Waiting for me under the tree this Christmas was a shiny new SONOS Play 1 Speaker… Great!
I unpacked it, plugged it in and connected it to my Amazon Alexa network. All good so far.
Then I tried to make it play my Spotify “Christmas playlist” (Mariah Carey, Slade, all the usuals). Here is where I hit a problem that perfectly illustrates one of the biggest challenges facing Smart Speakers in 2018. After trying various command combinations I eventually found success with the clunky request: “Alexa, play my Christmas playlist on Spotify on Sonos play in lounge”.
It doesn’t feel right, does it? It feels unnatural, awkward and difficult. Yes, whilst there are things I could have done in the system set up to make the process a little easier (setting up Spotify as my default music service for one) for me it illustrated an issue with the technology that currently presents a huge challenge for developers but also a huge opportunity.
Voice First technology is all about frictionless activation. No buttons, no screens: You simply ask and you get. For that to be truly effective then the voice-communication between speaker and user needs to also be frictionless. Smart Speakers must understand human communication, process different commands and have a level of intuity that means a user, even one completely unfamiliar with the system, can get the desired action requested, whatever they say.
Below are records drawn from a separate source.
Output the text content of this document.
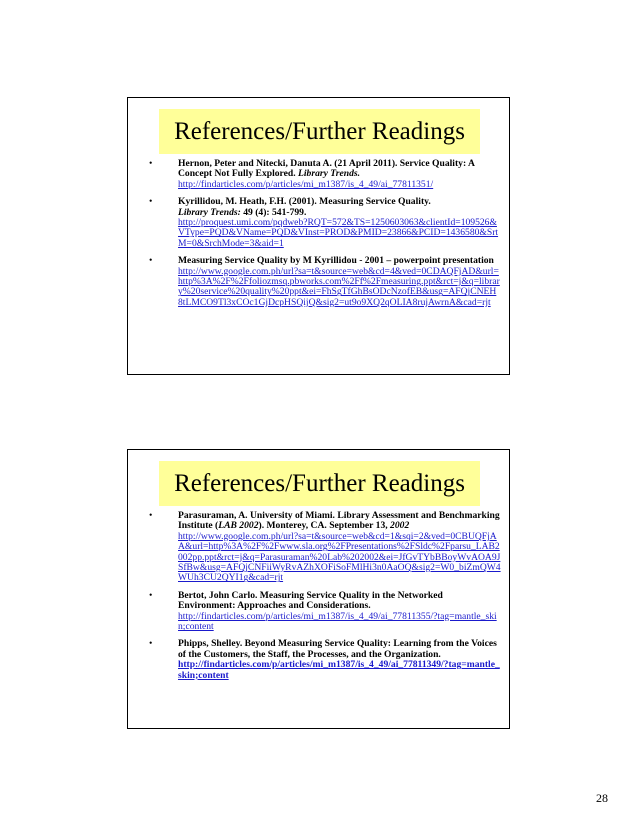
References/Further Readings
•	Hernon, Peter and Nitecki, Danuta A. (21 April 2011). Service Quality: A Concept Not Fully Explored. Library Trends.
http://findarticles.com/p/articles/mi_m1387/is_4_49/ai_77811351/
•	Kyrillidou, M. Heath, F.H. (2001). Measuring Service Quality.
Library Trends: 49 (4): 541-799.
http://proquest.umi.com/pqdweb?RQT=572&TS=1250603063&clientId=109526&VType=PQD&VName=PQD&VInst=PROD&PMID=23866&PCID=1436580&SrtM=0&SrchMode=3&aid=1
•	Measuring Service Quality by M Kyrillidou - 2001 – powerpoint presentation
http://www.google.com.ph/url?sa=t&source=web&cd=4&ved=0CDAQFjAD&url=http%3A%2F%2Ffoliozmsq.pbworks.com%2Ff%2Fmeasuring.ppt&rct=j&q=library%20service%20quality%20ppt&ei=FhSgTfGhBsODcNzofEB&usg=AFQjCNEH8tLMCO9Tl3xCOc1GjDcpHSQijQ&sig2=ut9o9XQ2qOLIA8rujAwrnA&cad=rjt
References/Further Readings
•	Parasuraman, A. University of Miami. Library Assessment and Benchmarking Institute (LAB 2002). Monterey, CA. September 13, 2002
http://www.google.com.ph/url?sa=t&source=web&cd=1&sqi=2&ved=0CBUQFjAA&url=http%3A%2F%2Fwww.sla.org%2FPresentations%2FSldc%2Fparsu_LAB2002pp.ppt&rct=j&q=Parasuraman%20Lab%202002&ei=JfGvTYbBBoyWvAOA9JSfBw&usg=AFQjCNFiiWyRvAZhXOFiSoFMlHi3n0AaOQ&sig2=W0_biZmQW4WUh3CU2QYI1g&cad=rjt
•	Bertot, John Carlo. Measuring Service Quality in the Networked Environment: Approaches and Considerations.
http://findarticles.com/p/articles/mi_m1387/is_4_49/ai_77811355/?tag=mantle_skin;content
•	Phipps, Shelley. Beyond Measuring Service Quality: Learning from the Voices of the Customers, the Staff, the Processes, and the Organization.
http://findarticles.com/p/articles/mi_m1387/is_4_49/ai_77811349/?tag=mantle_skin;content
28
In other words; Smart Speakers need to get Smarter.
Right now interaction with these devices feels like you are communicating with a machine and sometimes a machine with limited capabilities. Alexa in particular requires certain commands said in certain orders to complete a task and whilst Google (with years of search-engine experience behind them) shows a greater understanding of the way in which humans request things, it is still far from perfect.
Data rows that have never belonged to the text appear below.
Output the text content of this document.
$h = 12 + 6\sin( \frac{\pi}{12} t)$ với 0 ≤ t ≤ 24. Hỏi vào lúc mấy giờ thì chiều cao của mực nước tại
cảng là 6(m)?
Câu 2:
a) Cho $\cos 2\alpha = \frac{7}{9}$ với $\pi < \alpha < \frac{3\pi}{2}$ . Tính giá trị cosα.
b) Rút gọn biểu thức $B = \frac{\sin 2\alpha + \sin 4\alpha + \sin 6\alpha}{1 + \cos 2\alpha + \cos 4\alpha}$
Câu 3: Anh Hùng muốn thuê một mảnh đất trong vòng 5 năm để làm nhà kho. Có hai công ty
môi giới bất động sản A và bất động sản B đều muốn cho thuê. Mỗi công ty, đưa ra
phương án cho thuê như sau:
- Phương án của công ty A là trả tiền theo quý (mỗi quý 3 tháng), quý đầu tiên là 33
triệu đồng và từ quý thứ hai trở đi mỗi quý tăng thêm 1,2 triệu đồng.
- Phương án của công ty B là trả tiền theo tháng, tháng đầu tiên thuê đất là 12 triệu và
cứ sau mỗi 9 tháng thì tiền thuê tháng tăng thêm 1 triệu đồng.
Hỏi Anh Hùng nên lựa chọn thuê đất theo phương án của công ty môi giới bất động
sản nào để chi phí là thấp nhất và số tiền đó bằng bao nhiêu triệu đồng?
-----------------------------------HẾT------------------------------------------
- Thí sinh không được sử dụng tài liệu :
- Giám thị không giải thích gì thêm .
Artifical Intelligence is already adapting fast and learning more about the way in which we communicate but anyone who has ever tried to learn a foreign language will understand exactly the challenge that lies ahead for Smart Speaker developers. It’s not just a linear conversation between man and machine; conversation and requests can branch in any direction and the devices need to understand and read those diversions. Human communication is full of “nuances” that give important clues to an individual’s intentions and meaning (we’ve all heard the phrase “it’s not WHAT you said its the WAY you said it”). AI is already developing the ability to pick up and interpret THESE elements and once it can, and this technology is integrated into Alexa and her siblings, then Voice First technology will truly flourish.
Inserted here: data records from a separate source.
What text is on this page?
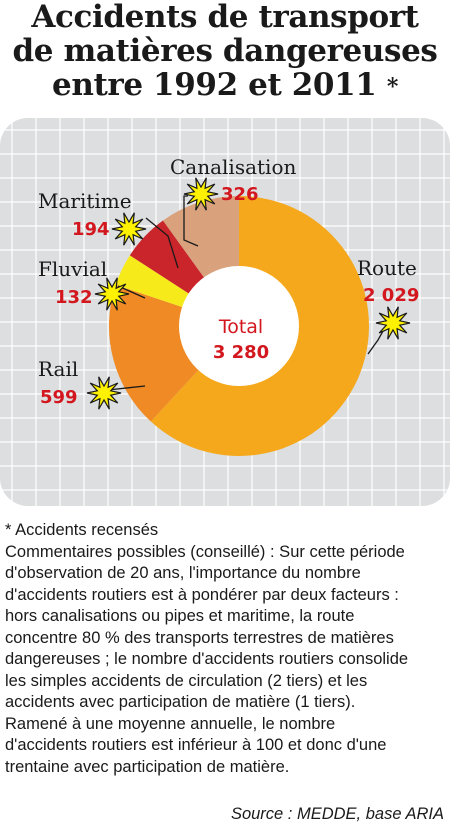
Accidents de transport
de matières dangereuses
entre 1992 et 2011 *
Canalisation
326
Maritime
194
Fluvial
132
Route
2 029
Rail
599
Total
3 280

* Accidents recensés

Commentaires possibles (conseillé) : Sur cette période

d'observation de 20 ans, l'importance du nombre

d'accidents routiers est à pondérer par deux facteurs :

hors canalisations ou pipes et maritime, la route

concentre 80 % des transports terrestres de matières

dangereuses ; le nombre d'accidents routiers consolide

les simples accidents de circulation (2 tiers) et les

accidents avec participation de matière (1 tiers).

Ramené à une moyenne annuelle, le nombre

d'accidents routiers est inférieur à 100 et donc d'une

trentaine avec participation de matière.

Source : MEDDE, base ARIA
It’s not just user experience that will be effected either. A voice first device that can understand hidden meaning and emotion could provide incredible insight to brands as Social Chain’s Oliver Yonchev pointed out in a recent post “The Brave New World of Voice Recognition”:
“If AI can learn to pick up on these nuances as sophisticatedly as human beings do, the insight-driven algorithms which are currently cutting-edge in personalisation will be dwarfed in comparison to this new level of intelligence. Combine this with the promise of distribution through search and commerce hardware and social-first software, and voice recognition technology looks set to change the digital landscape as we know it.”
Research from Yale University last year proved audio to be THE most powerful tool when building emotional connections so just imagine how effective a marketing tool Smart Speakers could be when they not only fully understand human communication but can detect mood and deliver bespoke, commercial messages and product suggestions based on those understandings.
Right now these devices offer brands a new, clever and effective way to connect and communicate with their customers in the future when their understanding of humans communications has improved, the could be the most powerful marketing weapon in the armoury.